Isinbajewa to była zawodniczka skoku o tyczce, która swoją karierę sportową zakończyła w roku 2013. Wcześniej zdobyła dwa złote medale olimpijskie oraz trzy tytuły mistrzostw świata. Do chwili obecnej nikt jeszcze nie poprawił jej rekordu 5 metrów i sześciu centymetrów.

Była sportsmenka jest ulubienicą Rosjan i nawet samego Władimira Putina. Wielokrotnie była hojnie odznaczana i nagradzana zarówno przez Putina, jak i władze Federacji Rosyjskiej. Była nawet bardzo mocno zaangażowana politycznie.

- Tak mocno, że otrzymała nawet tytuł wojskowy w stopniu majora. Była deputowaną do Dumy i zagorzałą propagandystką wojny z Ukrainą – podaje portal kresy24.pl.

Jednak – czytamy – Isinbajewa zniknęła z pola widzenia mediów po agresji Rosji na Ukrainę.

Okazuje się, że hiszpański dziennik „El Digital Sur” ustalił, że była mistrzyni olimpijska przeprowadziła się na hiszpańską wyspę Teneryfę i mieszka tam w „luksusowym kompleksie”.

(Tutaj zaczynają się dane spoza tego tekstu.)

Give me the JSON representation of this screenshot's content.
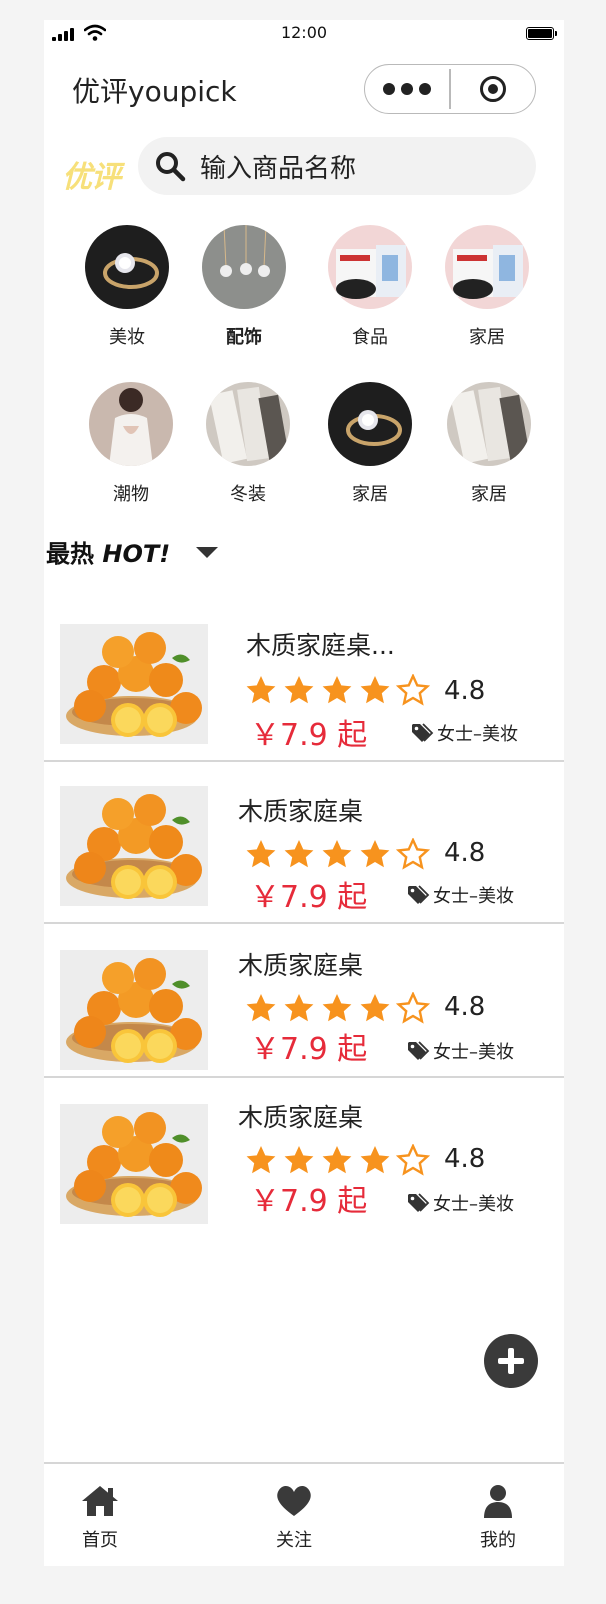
{
  "status_bar": {
    "time": "12:00"
  },
  "nav": {
    "title": "优评youpick"
  },
  "logo": "优评",
  "search": {
    "placeholder": "输入商品名称"
  },
  "categories": [
    {
      "label": "美妆",
      "image": "ring"
    },
    {
      "label": "配饰",
      "image": "earrings"
    },
    {
      "label": "食品",
      "image": "food-boxes"
    },
    {
      "label": "家居",
      "image": "food-boxes"
    },
    {
      "label": "潮物",
      "image": "fashion-model"
    },
    {
      "label": "冬装",
      "image": "winter-clothes"
    },
    {
      "label": "家居",
      "image": "ring"
    },
    {
      "label": "家居",
      "image": "winter-clothes"
    }
  ],
  "section": {
    "title_cn": "最热",
    "title_en": "HOT!"
  },
  "products": [
    {
      "name": "木质家庭桌...",
      "stars": 4,
      "rating": "4.8",
      "price": "￥7.9 起",
      "tag": "女士–美妆"
    },
    {
      "name": "木质家庭桌",
      "stars": 4,
      "rating": "4.8",
      "price": "￥7.9 起",
      "tag": "女士–美妆"
    },
    {
      "name": "木质家庭桌",
      "stars": 4,
      "rating": "4.8",
      "price": "￥7.9 起",
      "tag": "女士–美妆"
    },
    {
      "name": "木质家庭桌",
      "stars": 4,
      "rating": "4.8",
      "price": "￥7.9 起",
      "tag": "女士–美妆"
    }
  ],
  "tabs": [
    {
      "label": "首页",
      "icon": "home-icon"
    },
    {
      "label": "关注",
      "icon": "heart-icon"
    },
    {
      "label": "我的",
      "icon": "user-icon"
    }
  ],
  "colors": {
    "price": "#e62b3a",
    "star": "#f7931e",
    "logo": "#f7e07a"
  }
}
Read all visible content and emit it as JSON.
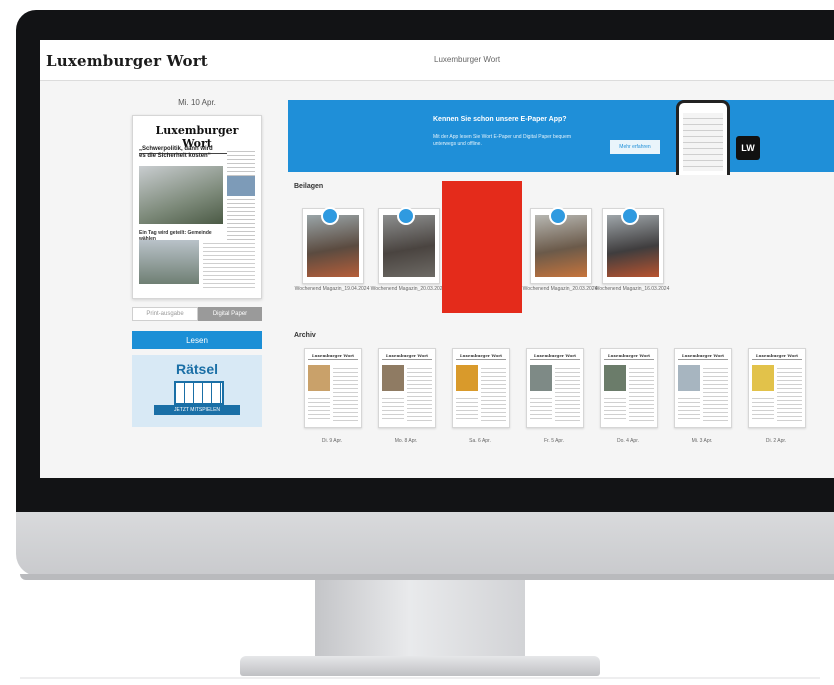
{
  "header": {
    "logo": "Luxemburger Wort",
    "center_title": "Luxemburger Wort"
  },
  "left": {
    "issue_date": "Mi. 10 Apr.",
    "front_page": {
      "masthead": "Luxemburger Wort",
      "headline": "„Schwerpolitik, dann wird es die Sicherheit kosten“",
      "subhead": "Ein Tag wird geteilt: Gemeinde wählen"
    },
    "toggle": {
      "option_a": "Print-ausgabe",
      "option_b": "Digital Paper"
    },
    "read_button": "Lesen",
    "puzzle": {
      "title": "Rätsel",
      "button": "JETZT MITSPIELEN"
    }
  },
  "banner": {
    "title": "Kennen Sie schon unsere E-Paper App?",
    "text": "Mit der App lesen Sie Wort E-Paper und Digital Paper bequem unterwegs und offline.",
    "button": "Mehr erfahren",
    "qr_label": "LW"
  },
  "supplements": {
    "heading": "Beilagen",
    "items": [
      {
        "caption": "Wochenend Magazin_19.04.2024"
      },
      {
        "caption": "Wochenend Magazin_20.03.2024"
      },
      {
        "caption": "Wochenend Magazin_20.03.2024"
      },
      {
        "caption": "Wochenend Magazin_16.03.2024"
      }
    ]
  },
  "archive": {
    "heading": "Archiv",
    "items": [
      {
        "masthead": "Luxemburger Wort",
        "date": "Di. 9 Apr.",
        "photo_color": "#c9a16a"
      },
      {
        "masthead": "Luxemburger Wort",
        "date": "Mo. 8 Apr.",
        "photo_color": "#8f7b63"
      },
      {
        "masthead": "Luxemburger Wort",
        "date": "Sa. 6 Apr.",
        "photo_color": "#d99a2b"
      },
      {
        "masthead": "Luxemburger Wort",
        "date": "Fr. 5 Apr.",
        "photo_color": "#7e8a86"
      },
      {
        "masthead": "Luxemburger Wort",
        "date": "Do. 4 Apr.",
        "photo_color": "#6b7c6a"
      },
      {
        "masthead": "Luxemburger Wort",
        "date": "Mi. 3 Apr.",
        "photo_color": "#a7b5c0"
      },
      {
        "masthead": "Luxemburger Wort",
        "date": "Di. 2 Apr.",
        "photo_color": "#e2c24a"
      }
    ]
  },
  "colors": {
    "accent_blue": "#1f8fd8",
    "redaction": "#e42b1b",
    "bezel": "#121315"
  }
}
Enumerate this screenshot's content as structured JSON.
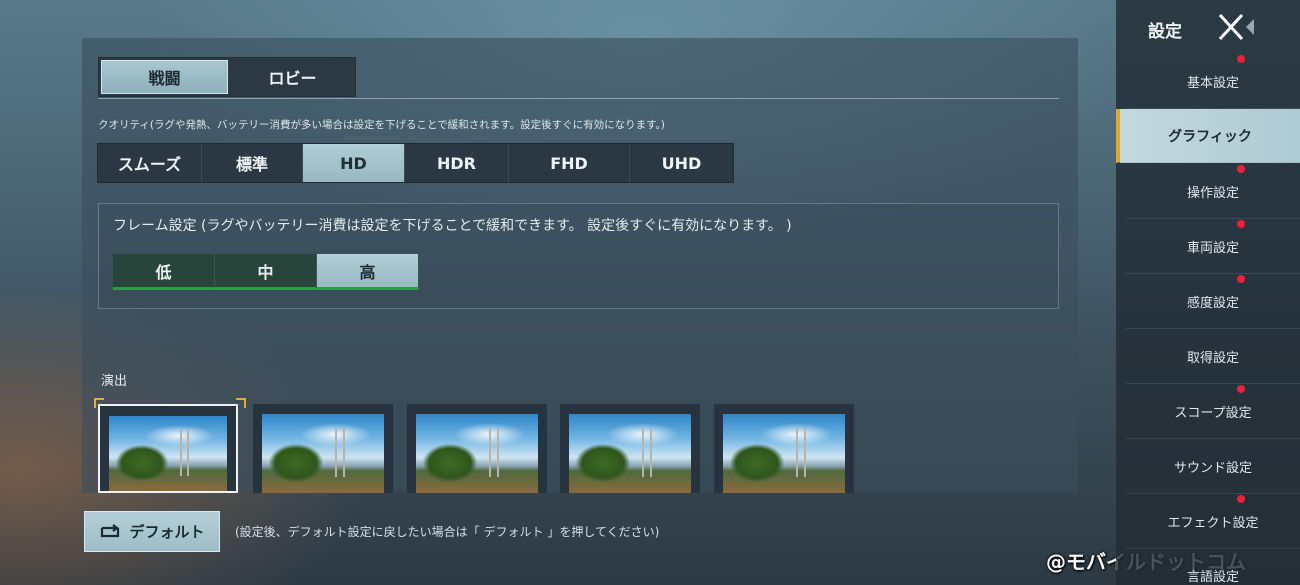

- Była lekkoatletka odpowiedziała, że ​​rozpowszechniane są na jej temat fałszywe wiadomości, a stopień majora, który otrzymała z rąk samego ministra Siergieja Szojgu za występy nazwała „nominalnym” – czytamy dalej.

Co więcej, Isinbajewa wymazuje swoją haniebną przeszłość związaną z Rosją i Putinem i usuwa na Instagramie wszystkie posty, które mogłyby świadczyć o jej powiązaniach z rosyjskim zbrodniarzem wojennym.

Ponadto, Isinbajewa została w lipcu tego roku wydalona z Ogólnorosyjskiego Frontu Ludowego, a stadion nazwany jej imieniem w Machaczkale przemianowano na Trud.